No fueron aquellos protomexicanos, entre los cuales Oñate, individuos poseídos sólo por la perniciosa fiebre y como dice la “versión oficial”. Además, en los anales de la hechura de un amplísimo territorio nacional nunca avizorado por emperadores aztecas (la versión oficial insiste en que somos más aztecas que cañedos), nunca se dio lo ocurrido en el 849 y en el 897. ¿Has oído hablar de los 49’s de San Francisco? En estampida, y sólo dos años después de que se había re-trazado la línea fronteriza, hordas monumentales acudieron al Puerto de San Francisco de Asís –hoy llamado Friscou–, luego de que corrió la voz de ¡oro! Historias de aventureros enceguecidos por la ambición al grito de ¡mucho, pronto, no importa cómo!

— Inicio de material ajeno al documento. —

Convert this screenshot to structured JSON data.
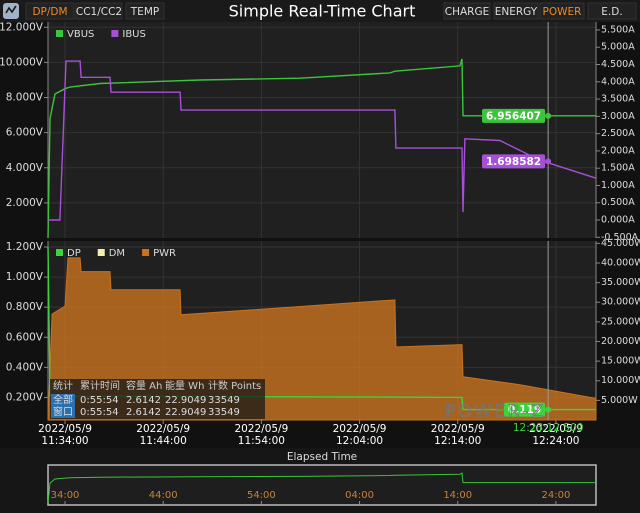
{
  "header": {
    "tabs_left": [
      "DP/DM",
      "CC1/CC2",
      "TEMP"
    ],
    "active_left": 0,
    "title": "Simple Real-Time Chart",
    "tabs_right": [
      "CHARGE",
      "ENERGY",
      "POWER",
      "E.D."
    ],
    "active_right": 2
  },
  "chart_data": [
    {
      "type": "line",
      "xlim": [
        "11:32:16",
        "12:28:05"
      ],
      "xticks": [
        "11:34:00",
        "11:44:00",
        "11:54:00",
        "12:04:00",
        "12:14:00",
        "12:24:00"
      ],
      "ylim": [
        0,
        12.3
      ],
      "yticks": [
        {
          "value": 2,
          "label": "2.000V"
        },
        {
          "value": 4,
          "label": "4.000V"
        },
        {
          "value": 6,
          "label": "6.000V"
        },
        {
          "value": 8,
          "label": "8.000V"
        },
        {
          "value": 10,
          "label": "10.000V"
        },
        {
          "value": 12,
          "label": "12.000V"
        }
      ],
      "y2lim": [
        -0.52,
        5.73
      ],
      "y2ticks": [
        {
          "value": -0.5,
          "label": "-0.500A"
        },
        {
          "value": 0,
          "label": "0.000A"
        },
        {
          "value": 0.5,
          "label": "0.500A"
        },
        {
          "value": 1,
          "label": "1.000A"
        },
        {
          "value": 1.5,
          "label": "1.500A"
        },
        {
          "value": 2,
          "label": "2.000A"
        },
        {
          "value": 2.5,
          "label": "2.500A"
        },
        {
          "value": 3,
          "label": "3.000A"
        },
        {
          "value": 3.5,
          "label": "3.500A"
        },
        {
          "value": 4,
          "label": "4.000A"
        },
        {
          "value": 4.5,
          "label": "4.500A"
        },
        {
          "value": 5,
          "label": "5.000A"
        },
        {
          "value": 5.5,
          "label": "5.500A"
        }
      ],
      "grid": true,
      "series": [
        {
          "name": "VBUS",
          "color": "#3cc43c",
          "x": [
            "11:32:16",
            "11:32:28",
            "11:32:59",
            "11:34:00",
            "11:34:31",
            "11:37:34",
            "11:47:45",
            "11:57:56",
            "12:07:06",
            "12:07:36",
            "12:14:13",
            "12:14:26",
            "12:14:32",
            "12:28:05"
          ],
          "values": [
            0,
            6.8,
            8.2,
            8.5,
            8.6,
            8.8,
            9.0,
            9.1,
            9.4,
            9.5,
            9.8,
            10.2,
            6.96,
            6.96
          ],
          "cursor_value": 6.956407
        },
        {
          "name": "IBUS",
          "color": "#a650d8",
          "axis": "y2",
          "x": [
            "11:32:16",
            "11:33:29",
            "11:34:06",
            "11:35:32",
            "11:35:38",
            "11:38:35",
            "11:38:41",
            "11:45:43",
            "11:45:49",
            "12:07:36",
            "12:07:42",
            "12:14:26",
            "12:14:32",
            "12:14:44",
            "12:18:18",
            "12:22:22",
            "12:28:05"
          ],
          "values": [
            0,
            0,
            4.6,
            4.6,
            4.13,
            4.13,
            3.7,
            3.7,
            3.18,
            3.18,
            2.08,
            2.08,
            0.23,
            2.35,
            2.3,
            1.73,
            1.21
          ],
          "cursor_value": 1.698582
        }
      ]
    },
    {
      "type": "line",
      "xlim": [
        "11:32:16",
        "12:28:05"
      ],
      "xticks": [
        "11:34:00",
        "11:44:00",
        "11:54:00",
        "12:04:00",
        "12:14:00",
        "12:24:00"
      ],
      "xtick_dates": [
        "2022/05/9",
        "2022/05/9",
        "2022/05/9",
        "2022/05/9",
        "2022/05/9",
        "2022/05/9"
      ],
      "ylim": [
        0.05,
        1.24
      ],
      "yticks": [
        {
          "value": 0.2,
          "label": "0.200V"
        },
        {
          "value": 0.4,
          "label": "0.400V"
        },
        {
          "value": 0.6,
          "label": "0.600V"
        },
        {
          "value": 0.8,
          "label": "0.800V"
        },
        {
          "value": 1,
          "label": "1.000V"
        },
        {
          "value": 1.2,
          "label": "1.200V"
        }
      ],
      "y2lim": [
        0,
        45.6
      ],
      "y2ticks": [
        {
          "value": 5,
          "label": "5.000W"
        },
        {
          "value": 10,
          "label": "10.000W"
        },
        {
          "value": 15,
          "label": "15.000W"
        },
        {
          "value": 20,
          "label": "20.000W"
        },
        {
          "value": 25,
          "label": "25.000W"
        },
        {
          "value": 30,
          "label": "30.000W"
        },
        {
          "value": 35,
          "label": "35.000W"
        },
        {
          "value": 40,
          "label": "40.000W"
        },
        {
          "value": 45,
          "label": "45.000W"
        }
      ],
      "grid": true,
      "series": [
        {
          "name": "DP",
          "color": "#3cd43c",
          "x": [
            "11:32:16",
            "11:32:28",
            "12:14:26",
            "12:14:32",
            "12:28:05"
          ],
          "values": [
            1.2,
            0.21,
            0.2,
            0.119,
            0.119
          ],
          "cursor_value": 0.119
        },
        {
          "name": "DM",
          "color": "#f3efb0",
          "x": [],
          "values": []
        },
        {
          "name": "PWR",
          "color": "#c8731e",
          "axis": "y2",
          "fill": "area",
          "x": [
            "11:32:16",
            "11:32:41",
            "11:34:00",
            "11:34:18",
            "11:35:32",
            "11:35:38",
            "11:38:35",
            "11:38:41",
            "11:45:43",
            "11:45:49",
            "12:07:36",
            "12:07:42",
            "12:14:26",
            "12:14:32",
            "12:20:20",
            "12:28:05"
          ],
          "values": [
            0,
            27,
            29,
            41.3,
            41.3,
            37.8,
            37.8,
            33.2,
            33.2,
            26.8,
            30.6,
            18.6,
            19.2,
            11,
            9,
            5.5
          ]
        }
      ]
    }
  ],
  "cursor": {
    "time": "12:23:12.500"
  },
  "stats_table": {
    "header": [
      "统计",
      "累计时间",
      "容量 Ah",
      "能量 Wh",
      "计数 Points"
    ],
    "rows": [
      [
        "全部",
        "0:55:54",
        "2.6142",
        "22.9049",
        "33549"
      ],
      [
        "窗口",
        "0:55:54",
        "2.6142",
        "22.9049",
        "33549"
      ]
    ]
  },
  "watermark": "POWER-Z",
  "navigator": {
    "label": "Elapsed Time",
    "ticks": [
      "34:00",
      "44:00",
      "54:00",
      "04:00",
      "14:00",
      "24:00"
    ]
  }
}
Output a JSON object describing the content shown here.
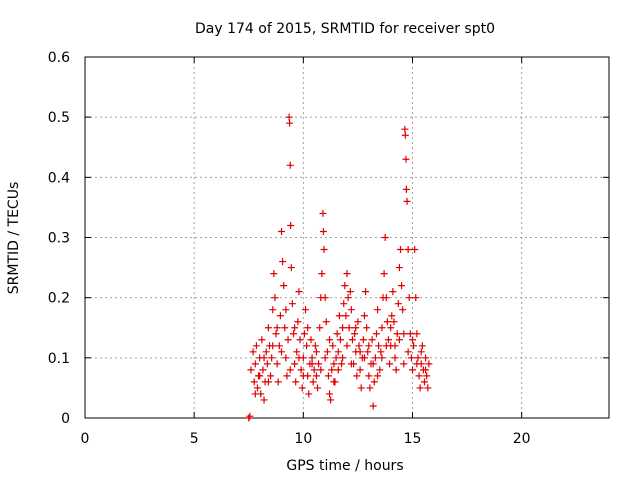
{
  "chart_data": {
    "type": "scatter",
    "title": "Day 174 of 2015, SRMTID for receiver spt0",
    "xlabel": "GPS time / hours",
    "ylabel": "SRMTID / TECUs",
    "xlim": [
      0,
      24
    ],
    "ylim": [
      0,
      0.6
    ],
    "xticks": [
      0,
      5,
      10,
      15,
      20
    ],
    "xtick_labels": [
      "0",
      "5",
      "10",
      "15",
      "20"
    ],
    "yticks": [
      0,
      0.1,
      0.2,
      0.3,
      0.4,
      0.5,
      0.6
    ],
    "ytick_labels": [
      "0",
      "0.1",
      "0.2",
      "0.3",
      "0.4",
      "0.5",
      "0.6"
    ],
    "grid": true,
    "marker": "plus",
    "series": [
      {
        "name": "SRMTID",
        "color": "#e00000",
        "points": [
          [
            7.5,
            0.0
          ],
          [
            7.55,
            0.003
          ],
          [
            7.6,
            0.08
          ],
          [
            7.7,
            0.11
          ],
          [
            7.75,
            0.06
          ],
          [
            7.8,
            0.09
          ],
          [
            7.85,
            0.12
          ],
          [
            7.9,
            0.05
          ],
          [
            7.95,
            0.07
          ],
          [
            8.0,
            0.1
          ],
          [
            8.05,
            0.04
          ],
          [
            8.1,
            0.13
          ],
          [
            8.15,
            0.08
          ],
          [
            8.2,
            0.03
          ],
          [
            8.25,
            0.06
          ],
          [
            8.3,
            0.11
          ],
          [
            8.35,
            0.09
          ],
          [
            8.4,
            0.15
          ],
          [
            8.45,
            0.12
          ],
          [
            8.5,
            0.07
          ],
          [
            8.55,
            0.1
          ],
          [
            8.6,
            0.18
          ],
          [
            8.65,
            0.24
          ],
          [
            8.7,
            0.2
          ],
          [
            8.75,
            0.14
          ],
          [
            8.8,
            0.09
          ],
          [
            8.85,
            0.06
          ],
          [
            8.9,
            0.12
          ],
          [
            8.95,
            0.17
          ],
          [
            9.0,
            0.31
          ],
          [
            9.05,
            0.26
          ],
          [
            9.1,
            0.22
          ],
          [
            9.15,
            0.15
          ],
          [
            9.2,
            0.1
          ],
          [
            9.25,
            0.07
          ],
          [
            9.3,
            0.13
          ],
          [
            9.35,
            0.5
          ],
          [
            9.37,
            0.49
          ],
          [
            9.4,
            0.42
          ],
          [
            9.42,
            0.32
          ],
          [
            9.45,
            0.25
          ],
          [
            9.5,
            0.19
          ],
          [
            9.55,
            0.14
          ],
          [
            9.6,
            0.09
          ],
          [
            9.65,
            0.06
          ],
          [
            9.7,
            0.11
          ],
          [
            9.75,
            0.16
          ],
          [
            9.8,
            0.21
          ],
          [
            9.85,
            0.13
          ],
          [
            9.9,
            0.08
          ],
          [
            9.95,
            0.05
          ],
          [
            10.0,
            0.1
          ],
          [
            10.05,
            0.14
          ],
          [
            10.1,
            0.18
          ],
          [
            10.15,
            0.12
          ],
          [
            10.2,
            0.07
          ],
          [
            10.25,
            0.04
          ],
          [
            10.3,
            0.09
          ],
          [
            10.35,
            0.13
          ],
          [
            10.4,
            0.1
          ],
          [
            10.45,
            0.06
          ],
          [
            10.5,
            0.08
          ],
          [
            10.55,
            0.12
          ],
          [
            10.6,
            0.07
          ],
          [
            10.65,
            0.05
          ],
          [
            10.7,
            0.09
          ],
          [
            10.75,
            0.15
          ],
          [
            10.8,
            0.2
          ],
          [
            10.85,
            0.24
          ],
          [
            10.9,
            0.34
          ],
          [
            10.92,
            0.31
          ],
          [
            10.95,
            0.28
          ],
          [
            11.0,
            0.2
          ],
          [
            11.05,
            0.16
          ],
          [
            11.1,
            0.11
          ],
          [
            11.15,
            0.07
          ],
          [
            11.2,
            0.04
          ],
          [
            11.25,
            0.03
          ],
          [
            11.3,
            0.08
          ],
          [
            11.35,
            0.12
          ],
          [
            11.4,
            0.09
          ],
          [
            11.45,
            0.06
          ],
          [
            11.5,
            0.1
          ],
          [
            11.55,
            0.14
          ],
          [
            11.6,
            0.11
          ],
          [
            11.65,
            0.17
          ],
          [
            11.7,
            0.13
          ],
          [
            11.75,
            0.09
          ],
          [
            11.8,
            0.15
          ],
          [
            11.85,
            0.19
          ],
          [
            11.9,
            0.22
          ],
          [
            11.95,
            0.17
          ],
          [
            12.0,
            0.24
          ],
          [
            12.05,
            0.2
          ],
          [
            12.1,
            0.15
          ],
          [
            12.15,
            0.21
          ],
          [
            12.2,
            0.18
          ],
          [
            12.25,
            0.13
          ],
          [
            12.3,
            0.09
          ],
          [
            12.35,
            0.14
          ],
          [
            12.4,
            0.11
          ],
          [
            12.45,
            0.07
          ],
          [
            12.5,
            0.16
          ],
          [
            12.55,
            0.12
          ],
          [
            12.6,
            0.08
          ],
          [
            12.65,
            0.05
          ],
          [
            12.7,
            0.1
          ],
          [
            12.75,
            0.13
          ],
          [
            12.8,
            0.17
          ],
          [
            12.85,
            0.21
          ],
          [
            12.9,
            0.15
          ],
          [
            12.95,
            0.11
          ],
          [
            13.0,
            0.07
          ],
          [
            13.05,
            0.05
          ],
          [
            13.1,
            0.09
          ],
          [
            13.15,
            0.13
          ],
          [
            13.2,
            0.02
          ],
          [
            13.25,
            0.06
          ],
          [
            13.3,
            0.1
          ],
          [
            13.35,
            0.14
          ],
          [
            13.4,
            0.18
          ],
          [
            13.45,
            0.12
          ],
          [
            13.5,
            0.08
          ],
          [
            13.55,
            0.11
          ],
          [
            13.6,
            0.15
          ],
          [
            13.65,
            0.2
          ],
          [
            13.7,
            0.24
          ],
          [
            13.75,
            0.3
          ],
          [
            13.8,
            0.2
          ],
          [
            13.85,
            0.16
          ],
          [
            13.9,
            0.13
          ],
          [
            13.95,
            0.09
          ],
          [
            14.0,
            0.12
          ],
          [
            14.05,
            0.17
          ],
          [
            14.1,
            0.21
          ],
          [
            14.15,
            0.16
          ],
          [
            14.2,
            0.12
          ],
          [
            14.25,
            0.08
          ],
          [
            14.3,
            0.14
          ],
          [
            14.35,
            0.19
          ],
          [
            14.4,
            0.25
          ],
          [
            14.45,
            0.28
          ],
          [
            14.5,
            0.22
          ],
          [
            14.55,
            0.18
          ],
          [
            14.6,
            0.14
          ],
          [
            14.65,
            0.48
          ],
          [
            14.67,
            0.47
          ],
          [
            14.7,
            0.43
          ],
          [
            14.72,
            0.38
          ],
          [
            14.75,
            0.36
          ],
          [
            14.8,
            0.28
          ],
          [
            14.85,
            0.2
          ],
          [
            14.9,
            0.14
          ],
          [
            14.95,
            0.1
          ],
          [
            15.0,
            0.08
          ],
          [
            15.05,
            0.12
          ],
          [
            15.1,
            0.28
          ],
          [
            15.15,
            0.2
          ],
          [
            15.2,
            0.14
          ],
          [
            15.25,
            0.1
          ],
          [
            15.3,
            0.07
          ],
          [
            15.35,
            0.05
          ],
          [
            15.4,
            0.09
          ],
          [
            15.45,
            0.12
          ],
          [
            15.5,
            0.08
          ],
          [
            15.55,
            0.06
          ],
          [
            15.6,
            0.1
          ],
          [
            15.65,
            0.07
          ],
          [
            15.7,
            0.05
          ],
          [
            15.75,
            0.09
          ],
          [
            8.2,
            0.1
          ],
          [
            8.4,
            0.06
          ],
          [
            8.6,
            0.12
          ],
          [
            8.8,
            0.15
          ],
          [
            9.0,
            0.11
          ],
          [
            9.2,
            0.18
          ],
          [
            9.4,
            0.08
          ],
          [
            9.6,
            0.15
          ],
          [
            9.8,
            0.1
          ],
          [
            10.0,
            0.07
          ],
          [
            10.2,
            0.15
          ],
          [
            10.4,
            0.09
          ],
          [
            10.6,
            0.11
          ],
          [
            10.8,
            0.08
          ],
          [
            11.0,
            0.1
          ],
          [
            11.2,
            0.13
          ],
          [
            11.4,
            0.06
          ],
          [
            11.6,
            0.08
          ],
          [
            11.8,
            0.1
          ],
          [
            12.0,
            0.12
          ],
          [
            12.2,
            0.09
          ],
          [
            12.4,
            0.15
          ],
          [
            12.6,
            0.11
          ],
          [
            12.8,
            0.1
          ],
          [
            13.0,
            0.12
          ],
          [
            13.2,
            0.09
          ],
          [
            13.4,
            0.07
          ],
          [
            13.6,
            0.1
          ],
          [
            13.8,
            0.12
          ],
          [
            14.0,
            0.15
          ],
          [
            14.2,
            0.1
          ],
          [
            14.4,
            0.13
          ],
          [
            14.6,
            0.09
          ],
          [
            14.8,
            0.11
          ],
          [
            15.0,
            0.13
          ],
          [
            15.2,
            0.09
          ],
          [
            15.4,
            0.11
          ],
          [
            15.6,
            0.08
          ],
          [
            7.8,
            0.04
          ],
          [
            8.0,
            0.07
          ]
        ]
      }
    ]
  }
}
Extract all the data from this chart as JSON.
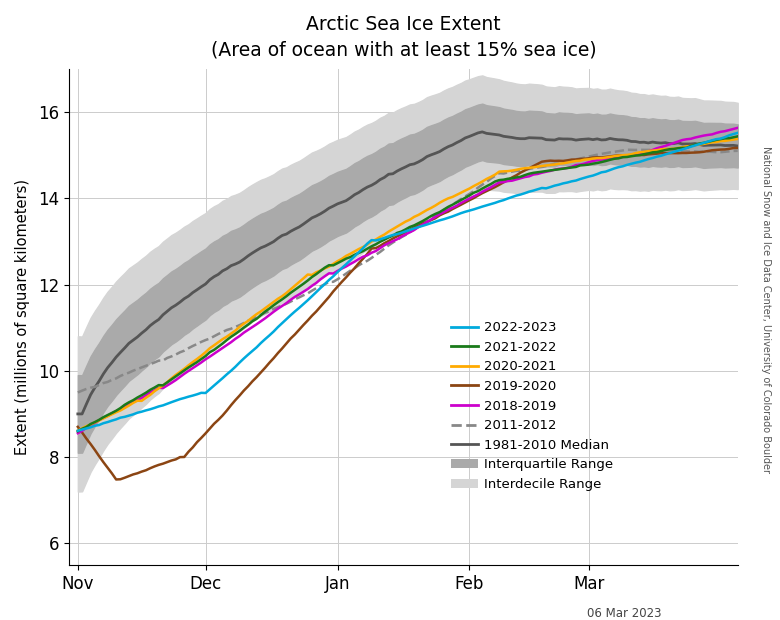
{
  "title_line1": "Arctic Sea Ice Extent",
  "title_line2": "(Area of ocean with at least 15% sea ice)",
  "ylabel": "Extent (millions of square kilometers)",
  "watermark": "National Snow and Ice Data Center, University of Colorado Boulder",
  "date_label": "06 Mar 2023",
  "ylim": [
    5.5,
    17.0
  ],
  "yticks": [
    6,
    8,
    10,
    12,
    14,
    16
  ],
  "n_days": 156,
  "month_positions": [
    0,
    30,
    61,
    92,
    120
  ],
  "month_labels": [
    "Nov",
    "Dec",
    "Jan",
    "Feb",
    "Mar"
  ],
  "background_color": "#ffffff",
  "grid_color": "#cccccc",
  "median_color": "#555555",
  "iqr_color": "#aaaaaa",
  "idecile_color": "#d5d5d5",
  "series_colors": {
    "2022-2023": "#00aadd",
    "2021-2022": "#1a7a1a",
    "2020-2021": "#ffaa00",
    "2019-2020": "#8b4513",
    "2018-2019": "#cc00cc",
    "2011-2012": "#888888"
  },
  "series_dashes": {
    "2022-2023": "solid",
    "2021-2022": "solid",
    "2020-2021": "solid",
    "2019-2020": "solid",
    "2018-2019": "solid",
    "2011-2012": "dashed"
  }
}
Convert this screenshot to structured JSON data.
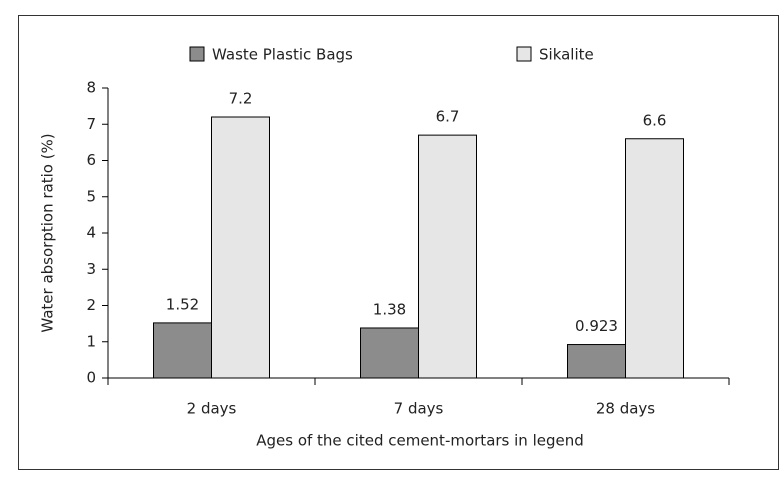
{
  "chart_data": {
    "type": "bar",
    "categories": [
      "2 days",
      "7 days",
      "28 days"
    ],
    "series": [
      {
        "name": "Waste Plastic Bags",
        "color": "#8c8c8c",
        "values": [
          1.52,
          1.38,
          0.923
        ]
      },
      {
        "name": "Sikalite",
        "color": "#e6e6e6",
        "values": [
          7.2,
          6.7,
          6.6
        ]
      }
    ],
    "ylabel": "Water absorption ratio (%)",
    "xlabel": "Ages of the cited cement-mortars in legend",
    "ylim": [
      0,
      8
    ],
    "yticks": [
      0,
      1,
      2,
      3,
      4,
      5,
      6,
      7,
      8
    ],
    "legend": "top"
  }
}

Camino al Klondike, por territorios de soledad insospechada, no podía menos que pensar en la “versión oficial”. Esa que no ha ajustado para explicarnos qué somos los mexicanos y que insiste en que somos una derivativa defectuosa de seres igual. No creo, qué quieres, que sólo la ambición haya sido la fuerza generatriz de la mexicanidad.